My all tracks sound like this: https://clyp.it/xodhufsh

Can someone help me, I don't want to be expert, but to have nice music for myself as an hobbyist.
What BMP is used for trailer type tracks, why my tracks are jumpy even if I try to give accents in between, etc. stuff.
Do I make bad rhythm, or where is problem, how to make track flow with good athomsphere?

UPDATE:
Here is edited track, version 2: https://clyp.it/dvwpgf24

Where do I add braams, hits etc.?


----------



## Fredeke (Jun 25, 2019)

I am no expert in orchestral soundtracks (I've never done any), but for a beginner I'd say you are on the right track.

I like the juxtaposition of running rythm and lyric melody. It's very engaging.
I don't like how the melody line trails off at the end - the last notes sound copypasted and uninspired.

The BPM seems too fast, but in an action context it could still work. A slower BPM however, would make the song more epic.

Maybe you could try slight accelerations and decelerations of the BPM as a way of adding expression and accenting phrases.

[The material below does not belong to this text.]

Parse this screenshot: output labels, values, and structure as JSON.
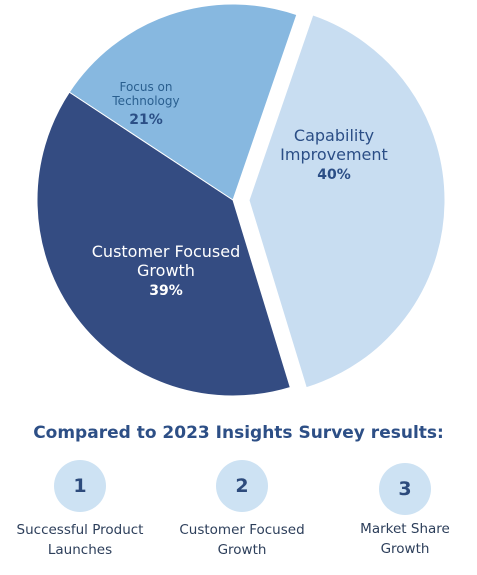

It would sound less mechanical.

If you listen to classical music, especially modern recordings of romantic pieces (Rachmaninov etc), you'll hear that conductors add a lot of expression by acting as an emotional, rather than regular, metronome.
Take for example the part from 6:13 to 7:30 in this concerto:

Now in the case of your track, I wouldn't necessarily recommend such broad strokes, but rather faster undulations of tempo, on the bar scale. Like: slowing down the first half of each bar, and speeding up its second half. So longer notes gets even more elongated, and the "running" part of the bar gets to run even faster. (I assume a bar corresponds to a rythmic pattern in your composition.) It would thus accentuate both the melodic and rythmic aspects of the track.

Start with tiny variations, and then see how far you can stretch it. 
As for minute adjustements (when to do the changes exactly, and how abrupt or progressive they need to be - you'd have to experiment with that. (I mostly make EDM, so I don't have a lot of experience doing this myself )

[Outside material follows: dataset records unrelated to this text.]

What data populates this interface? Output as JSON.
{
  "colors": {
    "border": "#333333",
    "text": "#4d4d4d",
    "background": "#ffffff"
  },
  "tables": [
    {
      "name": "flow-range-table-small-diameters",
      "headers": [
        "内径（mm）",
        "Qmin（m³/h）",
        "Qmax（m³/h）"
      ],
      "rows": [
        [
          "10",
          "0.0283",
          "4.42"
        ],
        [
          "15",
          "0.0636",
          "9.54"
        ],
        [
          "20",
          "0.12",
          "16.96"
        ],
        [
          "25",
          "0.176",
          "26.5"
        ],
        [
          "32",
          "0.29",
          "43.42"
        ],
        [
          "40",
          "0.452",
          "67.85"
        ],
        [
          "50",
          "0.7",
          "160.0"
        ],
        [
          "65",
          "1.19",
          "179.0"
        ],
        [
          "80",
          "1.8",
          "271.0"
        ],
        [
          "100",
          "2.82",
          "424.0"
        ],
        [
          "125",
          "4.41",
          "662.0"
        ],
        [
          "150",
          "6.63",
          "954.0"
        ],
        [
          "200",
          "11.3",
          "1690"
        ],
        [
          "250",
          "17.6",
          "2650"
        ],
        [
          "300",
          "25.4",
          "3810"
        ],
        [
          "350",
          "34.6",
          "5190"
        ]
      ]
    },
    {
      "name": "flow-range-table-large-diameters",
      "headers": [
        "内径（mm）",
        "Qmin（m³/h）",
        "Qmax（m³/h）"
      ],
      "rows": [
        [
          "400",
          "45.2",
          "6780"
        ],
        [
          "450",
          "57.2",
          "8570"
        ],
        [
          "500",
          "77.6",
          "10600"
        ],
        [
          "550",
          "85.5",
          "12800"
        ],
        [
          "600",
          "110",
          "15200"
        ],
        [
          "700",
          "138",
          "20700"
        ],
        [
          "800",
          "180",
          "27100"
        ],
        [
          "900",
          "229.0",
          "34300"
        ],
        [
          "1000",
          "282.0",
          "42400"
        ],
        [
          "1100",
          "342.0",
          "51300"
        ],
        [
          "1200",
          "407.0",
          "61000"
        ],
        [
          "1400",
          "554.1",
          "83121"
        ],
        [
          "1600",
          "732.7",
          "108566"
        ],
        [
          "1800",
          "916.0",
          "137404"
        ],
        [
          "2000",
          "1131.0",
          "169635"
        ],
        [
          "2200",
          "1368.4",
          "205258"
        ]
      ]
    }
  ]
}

Anyway, I may be wrong, but it were me, I would give this a try.

And then yes, there might be something to do about your orchestration and/or your choice or use of the library - but I don't know anything about that, sorry.


----------



## kilgurt (Jun 25, 2019)

Hop over to Mike Verta at mikeverta.com. Take the Masterclass "Composition 1" first. As Mike himself says: "Don't start with Theory 1. If you're even thinking of starting with Theory 1, then you're still coming from the opposite place I teach from. I almost regret doing that class!". Mikes philosophy gave me a lot.
He has sales pretty often like last July: https://vi-control.net/community/th...es-40-off-for-4th-of-july.72874/#post-4249384.


----------



## Brian99 (Jun 25, 2019)

kilgurt said:


> Hop over to Mike Verta at mikeverta.com



I'm getting a "This account has been suspended" message trying to visit his website.


----------



## karelpsota (Jun 25, 2019)

alenor said:


> Hi.
> What BMP is used for trailer type tracks,



If you're talking about BPM/Tempo the trends seem to be slower. It's less about 150 BPM action tracks. It's more around 80-110. But then again there's always a recent example to contradict everything 

I would just start by dissecting the tracks you like.



alenor said:


> Hi.
> Where do I add braams, hits etc.?



It's not rocket science. Braaam + big hit every bar. Then do drum fills before the 1.
(The overall arrangement is more complicated though).

But then again I would recommend studying the tracks you like.

*All the answers are usually in front of you if you listen closely *


----------